Thursday, August 15, 2019

Alain Supiot — Homo Juridicus

Alain Supiot — Homo juridicus. Essai sur la fonction anthropologique du droit, Paris, Seuil, 2005

Je cite https://www.uliege.be/cms/c_10803822/fr/alain-supiot :

"Son ouvrage le plus abouti en la matière (Homo juridicus. Essai sur la fonction anthropologique du droit, Paris, Seuil, 2005)  s’inscrit dans le sillage de Pierre Legendre et tente de redonner ses lettres de noblesse à l’expression « dogmatique juridique ».  Campant fermement sur une conception jusnaturaliste, Alain Supiot insiste sur la dimension instituante du droit, porteur de sens  et seul capable, dans la pensée occidentale, de lier les dimensions biologique et symbolique constitutives de l’être humain. Le droit ne peut dès lors être réduit aux lois de la biologie ou de l’économie. Raison ou Référence transcendante, qui surplombe les sociétés humaines, le droit synthétise les croyances et valeurs qui structurent ces dernières et sans lesquelles elles seraient vouées à l’anomie, voire à l’anarchie. Recourant à certains travaux d’anthropologie juridique, Alain Supiot avance l’idée, sujette à débat, selon laquelle « l’aspiration à la Justice […] représente […] une donnée anthropologique fondamentale » (p. 9). Autour de cette question traditionnelle de la nature du droit, Alain Supiot offre ainsi une analyse à la fois stimulante et discutable de questions très actuelles : la mondialisation et l’extension potentiellement infinie de la logique concurrentielle, le déclin de l’Etat et de la loi au profit du marché et du contrat, l’internationalisation des droits de l’homme, les évolutions en matière de filiation.  L’ouvrage témoigne d’une exceptionnelle érudition et d’une capacité peu commune à lier les débats de technique juridique aux enjeux mis en lumière par l’histoire et les sciences sociales."
"Dans Homo juridicus, Alain Supiot abordait déjà la tendance des sociétés occidentales contemporaines à substituer à la raison instituante du Droit la raison calculatrice caractéristique du capitalisme et de la science modernes.
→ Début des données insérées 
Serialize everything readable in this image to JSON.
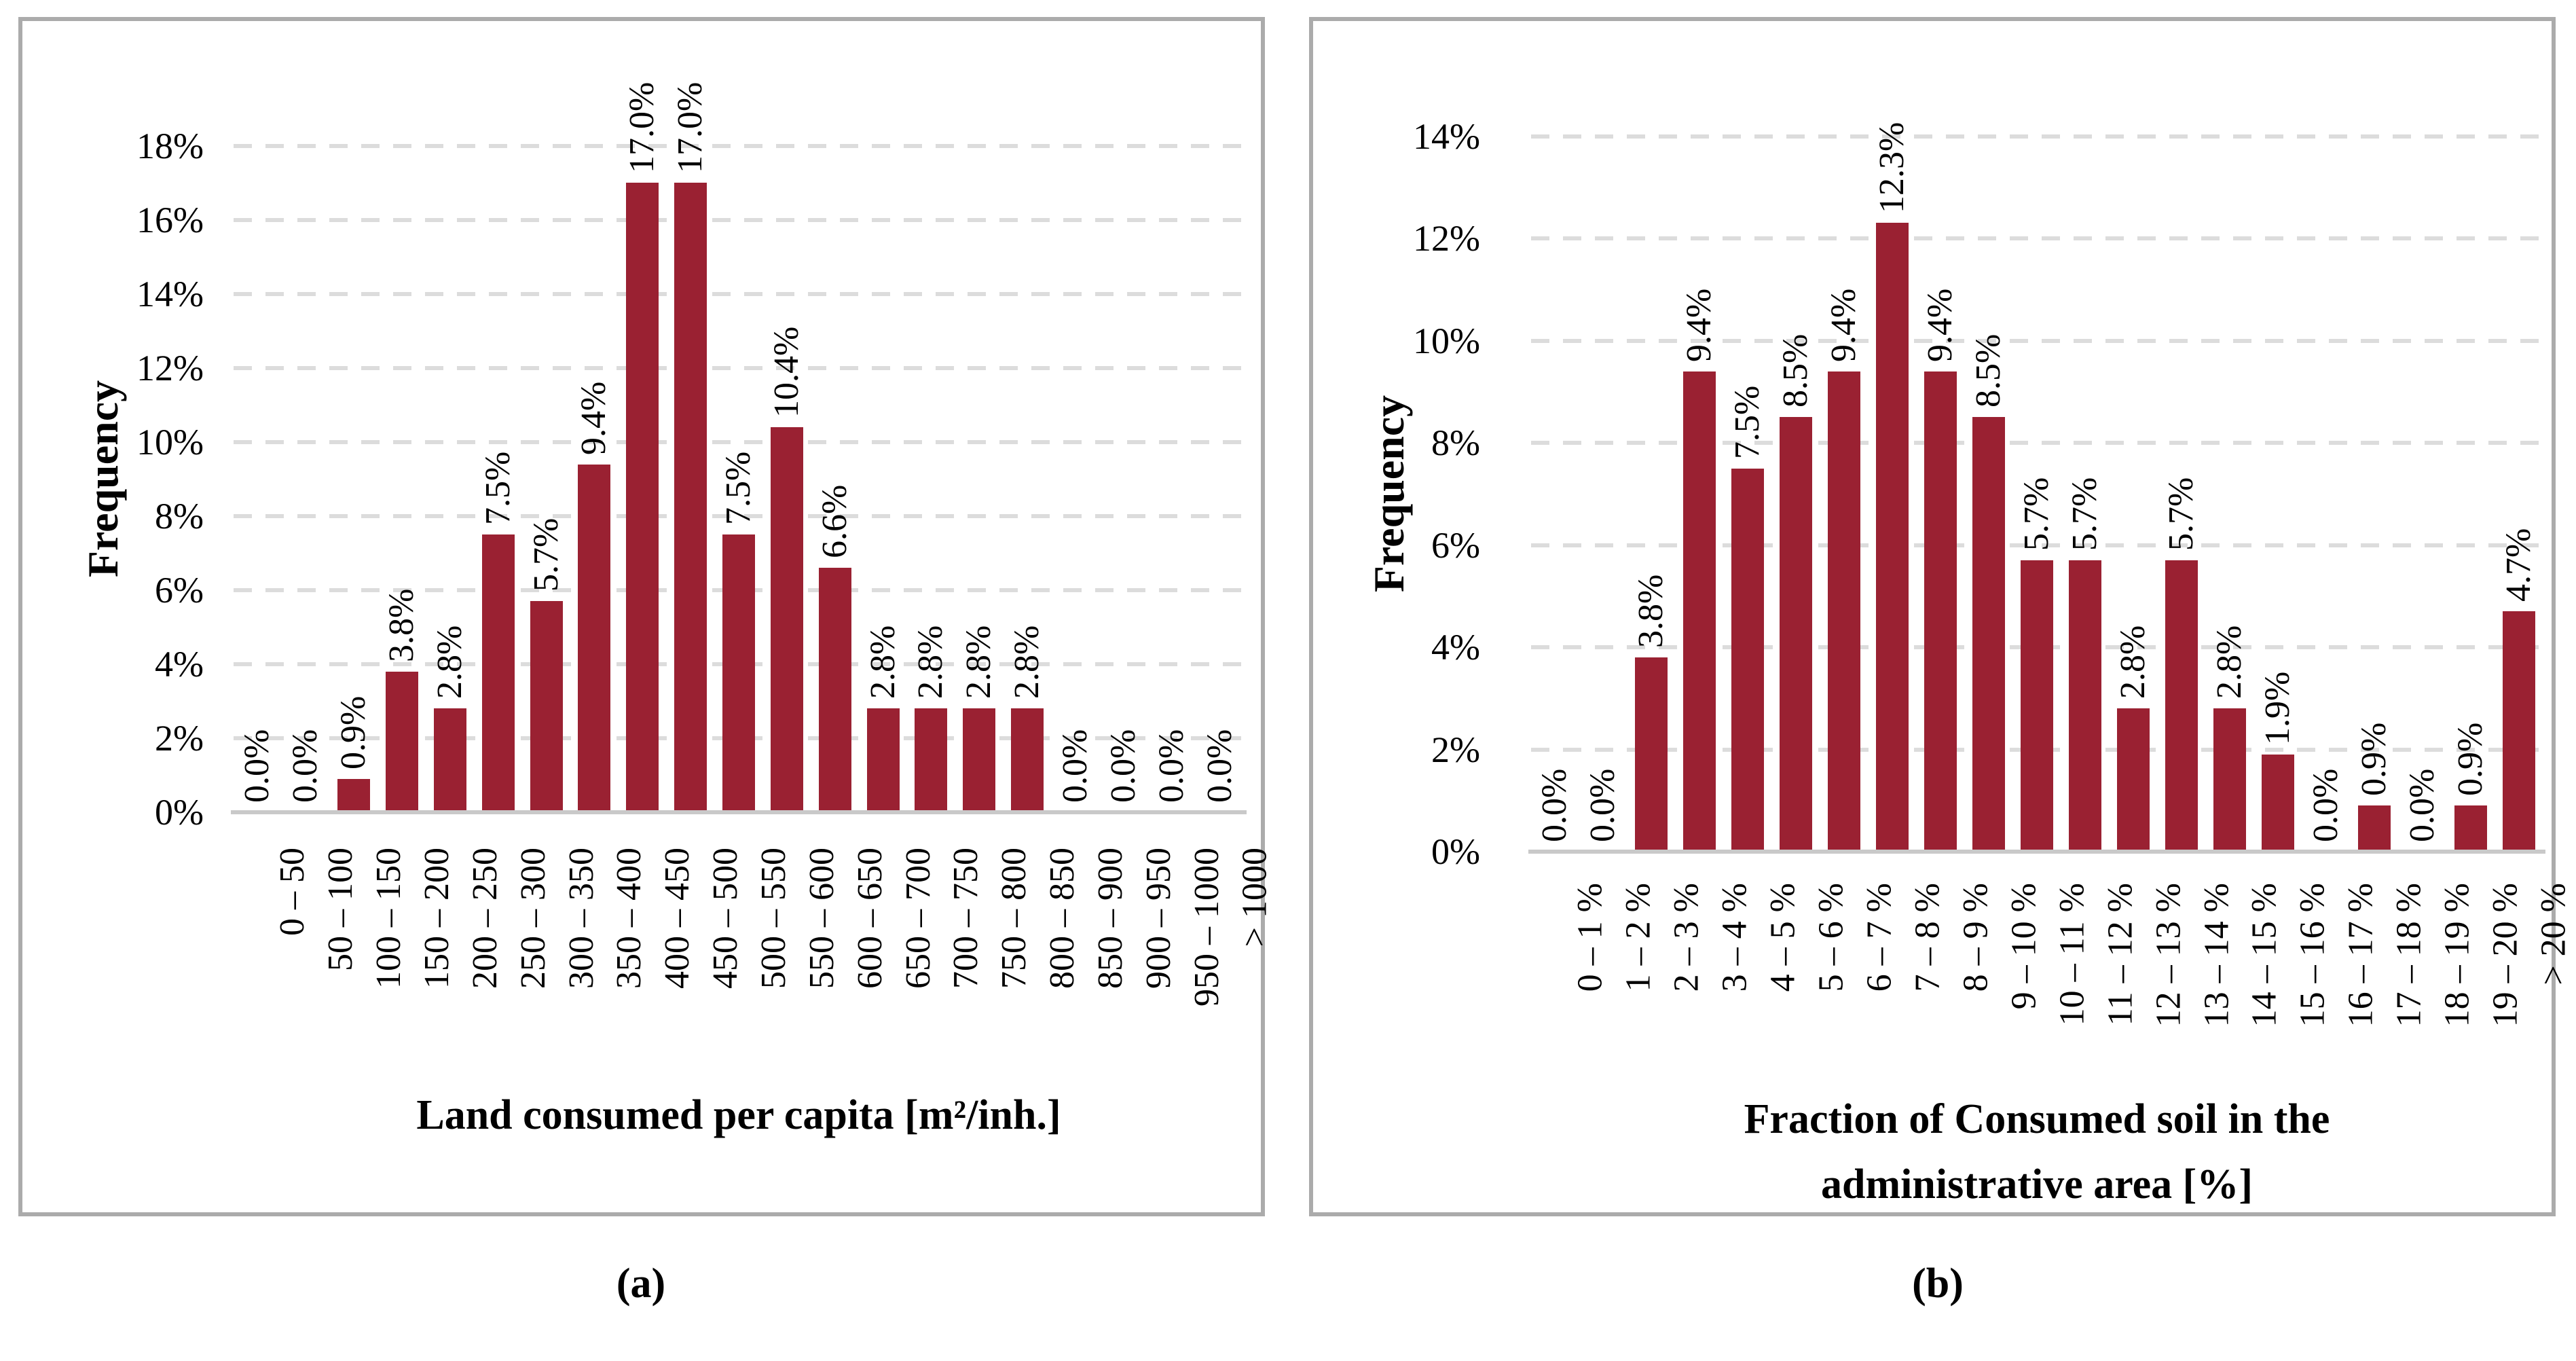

Dans ses cours au Collège de France des années 2012-2013 et 2013-2014, il revient sur cette évolution, qui va de pair avec le passage du gouvernement par les lois à la gouvernance par les nombres. Si lois et nombres partagent des traits communs (telles que la dimension générale et impersonnelle), ils se distinguent de beaucoup : alors que les premières témoignent à la fois d’un choix de valeurs et d’une autorité qui pose et assume ces choix – ces deux aspects correspondant assez exactement à la conception qu’Alain Supiot propose du droit dans Homo juridicus –, les seconds sont censés n’être que le reflet prétendument neutre de la réalité (le souci de justice en étant remarquablement absent) et n’appeler que des mécanismes d’ajustement en vue de retrouver l’équilibre général des choses. La faveur dont jouit la gouvernance par les nombres révèlerait « l’utopie d’un monde plat, tout entier régi par les lois du marché » et indexé à la seule utilité. L’émergence de cette gouvernance conduit à un recul des institutions et des cadres juridiques qui favorise le développement de liens d’allégeance, lesquels soumettent les individus à la loi du plus fort et rappellent la relation féodale de vassalité. Loin de se limiter à des considérations abstraites et générales, Alain Supiot prétend repérer des traces nombreuses de cette tendance dans des domaines très concrets parmi lesquels il n’est pas étonnant de retrouver le monde du travail salarié : un phénomène aussi actuel que l’uberisation de l’économie semble faire écho à ces analyses."